The Liquidation Point
S12B(4)(i) of the High Court Ordinance provides that an in rem action can be brought against the vessel only if its beneficial owner is the same, both at the time the cause of action arose and at the time the writ is issued. It follows that liability of the ship can only be avoided if there has been – between these two points in time -a genuine change of ownership, that is, a change in beneficial or equitable ownership, rather than just in registered ownership. The Appeal Court applied – as had Mr Justice Waung – the interpretation of the meaning of beneficial ownership set out in the leading English case of I Congreso del Partido [1981] 2 Lloyd’s Rep 36. That case established that the term connoted title/ownership, rather than possession or control or use or benefit. The right to enjoy the proceeds of the sale of the vessel was not – as Powick had argued - a determinative consideration. On that basis, it was clear that – at the time the ITS writs were taken out - the only beneficial owner within the meaning of the statute was Powick.

In reaching this conclusion, the Court dismissed – as largely irrelevant - the differing constructions that had been put upon the term "beneficial ownership" in the two cases of Ayrest v C&K (Construction) Ltd [1976] AC167 and the Australian case Commissioner of Taxation of Commonwealth of Australia v. Linter Textiles Australia Ltd (in liquidation) [2005] 220 CLR 592. Both these cases related to the interpretation of the term under revenue statutes and the Court concluded that "the expression ‘beneficial ownership’ can [plainly] mean different things in different contexts or statutes". The Court held further that, even if the courts in Singapore were to apply the Ayerst principles (being those most helpful to the Powick interest), the decision taken by the court on the interpretation of s.12(B)(4)(i) of the Ordinance meant that Powick had to show that liquidation had the effect of vesting the equitable ownership of Powick’s assets in some person other than Powick. This was a burden that they could not carry.

The Court Sale Point
In this regard, the Court said:

 "In HCO ss.12B(4)(a) and (b) the references to "ship" clearly indicate a ship in connection with which an in rem claim is being made. This is because, at the time when a cause of action arises, there cannot yet have been an arrest and judicial sale of a relevant vessel. But the word "ship" in HCO ss.12B(4)(i) and (ii) must refer to a particular "ship or the proceeds from the judicial sale of a ship". This is because, by time-honoured tradition in the Admiralty jurisdiction, the proceeds from the judicial sale of a res (such as a ship) are treated as equivalent to the res itself.

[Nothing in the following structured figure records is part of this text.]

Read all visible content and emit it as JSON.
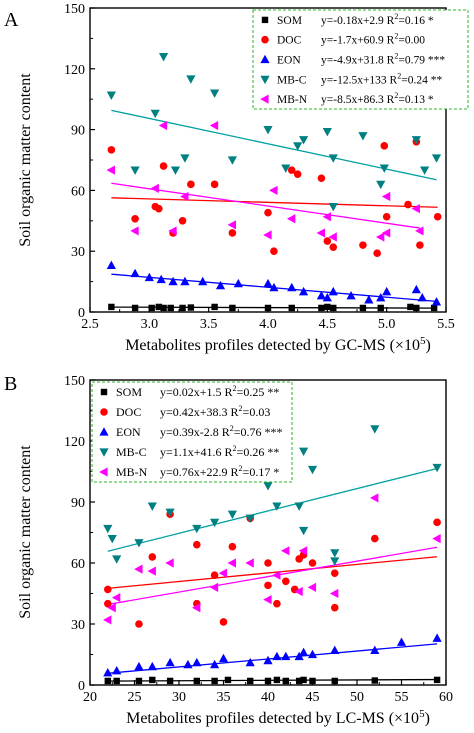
{
  "chart_data": [
    {
      "type": "scatter",
      "panel_label": "A",
      "xlabel": "Metabolites profiles detected by GC-MS (×10",
      "xlabel_exp": "5",
      "xlabel_close": ")",
      "ylabel": "Soil organic matter content",
      "xlim": [
        2.5,
        5.5
      ],
      "ylim": [
        0,
        150
      ],
      "xticks": [
        "2.5",
        "3.0",
        "3.5",
        "4.0",
        "4.5",
        "5.0",
        "5.5"
      ],
      "yticks": [
        "0",
        "30",
        "60",
        "90",
        "120",
        "150"
      ],
      "xtick_values": [
        2.5,
        3.0,
        3.5,
        4.0,
        4.5,
        5.0,
        5.5
      ],
      "ytick_values": [
        0,
        30,
        60,
        90,
        120,
        150
      ],
      "grid": false,
      "legend_position": "top-right",
      "series": [
        {
          "name": "SOM",
          "marker": "square",
          "color": "#000000",
          "fit_color": "#000000",
          "equation": "y=-0.18x+2.9 R",
          "r2": "=0.16 *",
          "fit": [
            -0.18,
            2.9
          ],
          "points": [
            [
              2.68,
              2.5
            ],
            [
              2.88,
              2
            ],
            [
              3.02,
              2
            ],
            [
              3.08,
              2.5
            ],
            [
              3.12,
              2
            ],
            [
              3.18,
              2
            ],
            [
              3.28,
              2
            ],
            [
              3.35,
              2.2
            ],
            [
              3.55,
              2.5
            ],
            [
              3.7,
              2
            ],
            [
              4.0,
              2
            ],
            [
              4.2,
              2
            ],
            [
              4.45,
              2
            ],
            [
              4.5,
              2.5
            ],
            [
              4.55,
              2
            ],
            [
              4.8,
              2
            ],
            [
              4.95,
              2
            ],
            [
              5.2,
              2.5
            ],
            [
              5.25,
              2
            ],
            [
              5.4,
              2
            ]
          ]
        },
        {
          "name": "DOC",
          "marker": "circle",
          "color": "#ff0000",
          "fit_color": "#ff0000",
          "equation": "y=-1.7x+60.9 R",
          "r2": "=0.00",
          "fit": [
            -1.7,
            60.9
          ],
          "points": [
            [
              2.68,
              80
            ],
            [
              2.88,
              46
            ],
            [
              3.05,
              52
            ],
            [
              3.08,
              51
            ],
            [
              3.12,
              72
            ],
            [
              3.2,
              39
            ],
            [
              3.28,
              45
            ],
            [
              3.35,
              63
            ],
            [
              3.55,
              63
            ],
            [
              3.7,
              39
            ],
            [
              4.0,
              49
            ],
            [
              4.05,
              30
            ],
            [
              4.2,
              70
            ],
            [
              4.25,
              68
            ],
            [
              4.45,
              66
            ],
            [
              4.5,
              35
            ],
            [
              4.55,
              32
            ],
            [
              4.8,
              33
            ],
            [
              4.92,
              29
            ],
            [
              4.98,
              82
            ],
            [
              5.0,
              47
            ],
            [
              5.18,
              53
            ],
            [
              5.25,
              84
            ],
            [
              5.28,
              33
            ],
            [
              5.43,
              47
            ]
          ]
        },
        {
          "name": "EON",
          "marker": "triangle-up",
          "color": "#0000ff",
          "fit_color": "#0000ff",
          "equation": "y=-4.9x+31.8 R",
          "r2": "=0.79 ***",
          "fit": [
            -4.9,
            31.8
          ],
          "points": [
            [
              2.68,
              23
            ],
            [
              2.88,
              19
            ],
            [
              3.0,
              17
            ],
            [
              3.1,
              16
            ],
            [
              3.2,
              15
            ],
            [
              3.3,
              15
            ],
            [
              3.45,
              15
            ],
            [
              3.6,
              13
            ],
            [
              3.75,
              14
            ],
            [
              4.0,
              14
            ],
            [
              4.05,
              12
            ],
            [
              4.2,
              12
            ],
            [
              4.3,
              10
            ],
            [
              4.45,
              8
            ],
            [
              4.5,
              7
            ],
            [
              4.55,
              10
            ],
            [
              4.7,
              8
            ],
            [
              4.85,
              6
            ],
            [
              4.95,
              7
            ],
            [
              5.0,
              10
            ],
            [
              5.25,
              11
            ],
            [
              5.3,
              7
            ],
            [
              5.42,
              5
            ]
          ]
        },
        {
          "name": "MB-C",
          "marker": "triangle-down",
          "color": "#008080",
          "fit_color": "#00a0a0",
          "equation": "y=-12.5x+133 R",
          "r2": "=0.24 **",
          "fit": [
            -12.5,
            133
          ],
          "points": [
            [
              2.68,
              107
            ],
            [
              2.88,
              70
            ],
            [
              3.05,
              98
            ],
            [
              3.12,
              126
            ],
            [
              3.22,
              70
            ],
            [
              3.3,
              76
            ],
            [
              3.35,
              115
            ],
            [
              3.55,
              108
            ],
            [
              3.7,
              75
            ],
            [
              4.0,
              90
            ],
            [
              4.05,
              106
            ],
            [
              4.15,
              71
            ],
            [
              4.25,
              82
            ],
            [
              4.3,
              85
            ],
            [
              4.5,
              89
            ],
            [
              4.55,
              76
            ],
            [
              4.8,
              87
            ],
            [
              4.95,
              63
            ],
            [
              4.98,
              71
            ],
            [
              5.25,
              85
            ],
            [
              5.32,
              70
            ],
            [
              5.42,
              76
            ],
            [
              4.55,
              52
            ]
          ]
        },
        {
          "name": "MB-N",
          "marker": "triangle-left",
          "color": "#ff00ff",
          "fit_color": "#ff00ff",
          "equation": "y=-8.5x+86.3 R",
          "r2": "=0.13 *",
          "fit": [
            -8.5,
            86.3
          ],
          "points": [
            [
              2.68,
              70
            ],
            [
              2.88,
              40
            ],
            [
              3.05,
              61
            ],
            [
              3.12,
              92
            ],
            [
              3.2,
              40
            ],
            [
              3.3,
              57
            ],
            [
              3.55,
              92
            ],
            [
              3.7,
              43
            ],
            [
              4.0,
              38
            ],
            [
              4.05,
              60
            ],
            [
              4.2,
              46
            ],
            [
              4.45,
              39
            ],
            [
              4.5,
              47
            ],
            [
              4.55,
              37
            ],
            [
              4.95,
              37
            ],
            [
              5.0,
              39
            ],
            [
              5.0,
              57
            ],
            [
              5.25,
              51
            ],
            [
              5.28,
              40
            ]
          ]
        }
      ]
    },
    {
      "type": "scatter",
      "panel_label": "B",
      "xlabel": "Metabolites profiles detected by LC-MS (×10",
      "xlabel_exp": "5",
      "xlabel_close": ")",
      "ylabel": "Soil organic matter content",
      "xlim": [
        20,
        60
      ],
      "ylim": [
        0,
        150
      ],
      "xticks": [
        "20",
        "25",
        "30",
        "35",
        "40",
        "45",
        "50",
        "55",
        "60"
      ],
      "yticks": [
        "0",
        "30",
        "60",
        "90",
        "120",
        "150"
      ],
      "xtick_values": [
        20,
        25,
        30,
        35,
        40,
        45,
        50,
        55,
        60
      ],
      "ytick_values": [
        0,
        30,
        60,
        90,
        120,
        150
      ],
      "grid": false,
      "legend_position": "top-left",
      "series": [
        {
          "name": "SOM",
          "marker": "square",
          "color": "#000000",
          "fit_color": "#000000",
          "equation": "y=0.02x+1.5 R",
          "r2": "=0.25 **",
          "fit": [
            0.02,
            1.5
          ],
          "points": [
            [
              22,
              2
            ],
            [
              23,
              2
            ],
            [
              25.5,
              2
            ],
            [
              27,
              2.5
            ],
            [
              29,
              2
            ],
            [
              32,
              2
            ],
            [
              34,
              2
            ],
            [
              35.5,
              2.5
            ],
            [
              38,
              2
            ],
            [
              40,
              2
            ],
            [
              41,
              2.5
            ],
            [
              42,
              2
            ],
            [
              43.5,
              2
            ],
            [
              44,
              2.5
            ],
            [
              45,
              2
            ],
            [
              47.5,
              2
            ],
            [
              52,
              2.2
            ],
            [
              59,
              2.5
            ]
          ]
        },
        {
          "name": "DOC",
          "marker": "circle",
          "color": "#ff0000",
          "fit_color": "#ff0000",
          "equation": "y=0.42x+38.3 R",
          "r2": "=0.03",
          "fit": [
            0.42,
            38.3
          ],
          "points": [
            [
              22,
              47
            ],
            [
              22,
              40
            ],
            [
              25.5,
              30
            ],
            [
              27,
              63
            ],
            [
              29,
              84
            ],
            [
              32,
              69
            ],
            [
              32,
              40
            ],
            [
              34,
              54
            ],
            [
              35,
              31
            ],
            [
              36,
              68
            ],
            [
              38,
              82
            ],
            [
              40,
              60
            ],
            [
              40,
              49
            ],
            [
              41,
              40
            ],
            [
              42,
              51
            ],
            [
              43,
              47
            ],
            [
              43.5,
              62
            ],
            [
              44,
              64
            ],
            [
              45,
              60
            ],
            [
              47.5,
              38
            ],
            [
              47.5,
              55
            ],
            [
              52,
              72
            ],
            [
              59,
              80
            ]
          ]
        },
        {
          "name": "EON",
          "marker": "triangle-up",
          "color": "#0000ff",
          "fit_color": "#0000ff",
          "equation": "y=0.39x-2.8 R",
          "r2": "=0.76 ***",
          "fit": [
            0.39,
            -2.8
          ],
          "points": [
            [
              22,
              6
            ],
            [
              23,
              7
            ],
            [
              25.5,
              9
            ],
            [
              27,
              9
            ],
            [
              29,
              11
            ],
            [
              31,
              10
            ],
            [
              32,
              11
            ],
            [
              34,
              10
            ],
            [
              35,
              13
            ],
            [
              38,
              11
            ],
            [
              40,
              12
            ],
            [
              41,
              14
            ],
            [
              42,
              14
            ],
            [
              43.5,
              14
            ],
            [
              44,
              16
            ],
            [
              45,
              15
            ],
            [
              47.5,
              17
            ],
            [
              52,
              17
            ],
            [
              55,
              21
            ],
            [
              59,
              23
            ]
          ]
        },
        {
          "name": "MB-C",
          "marker": "triangle-down",
          "color": "#008080",
          "fit_color": "#00a0a0",
          "equation": "y=1.1x+41.6 R",
          "r2": "=0.26 **",
          "fit": [
            1.1,
            41.6
          ],
          "points": [
            [
              22,
              77
            ],
            [
              22.5,
              72
            ],
            [
              23,
              62
            ],
            [
              25.5,
              70
            ],
            [
              27,
              88
            ],
            [
              29,
              85
            ],
            [
              32,
              77
            ],
            [
              34,
              80
            ],
            [
              36,
              84
            ],
            [
              38,
              82
            ],
            [
              40,
              120
            ],
            [
              40,
              98
            ],
            [
              41,
              88
            ],
            [
              42,
              106
            ],
            [
              43.5,
              88
            ],
            [
              44,
              76
            ],
            [
              44,
              115
            ],
            [
              45,
              106
            ],
            [
              47.5,
              65
            ],
            [
              47.5,
              61
            ],
            [
              52,
              126
            ],
            [
              59,
              107
            ]
          ]
        },
        {
          "name": "MB-N",
          "marker": "triangle-left",
          "color": "#ff00ff",
          "fit_color": "#ff00ff",
          "equation": "y=0.76x+22.9 R",
          "r2": "=0.17 *",
          "fit": [
            0.76,
            22.9
          ],
          "points": [
            [
              22,
              32
            ],
            [
              22.5,
              38
            ],
            [
              23,
              43
            ],
            [
              25.5,
              57
            ],
            [
              27,
              56
            ],
            [
              29,
              60
            ],
            [
              32,
              38
            ],
            [
              34,
              48
            ],
            [
              35,
              55
            ],
            [
              36,
              60
            ],
            [
              38,
              60
            ],
            [
              40,
              42
            ],
            [
              41,
              54
            ],
            [
              42,
              66
            ],
            [
              43.5,
              46
            ],
            [
              44,
              66
            ],
            [
              45,
              48
            ],
            [
              47.5,
              45
            ],
            [
              52,
              92
            ],
            [
              59,
              72
            ]
          ]
        }
      ]
    }
  ]
}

Mr. Sussex submits that HCO s.12B(4) cannot reasonably be read in the way which I have just set out. But I do not see why… The purpose of a judicial sale following arrest is to prevent wastage of an asset. For example, in the case of a ship, the expenses of maintaining her (including the employment of a skeleton crew) pending resolution of a dispute, would diminish whatever value the ship may eventually fetch at the end of the day. 

It would be strange if the right to bring an in rem claim (especially one involving a statutory lien) were to be dependent on the timing of a judicial sale. Yet that would be the result if Mr. Sussex’ argument is right."

The Court concluded that "since a res once judicially sold is treated as equivalent to its proceeds, it is wrong to say the the beneficial ownership in the res has been transferred to someone else." 

In consequence, Powick failed on this point too. Accordingly, the Court confirmed the judgment at first instance dismissing all of Powick’s applications.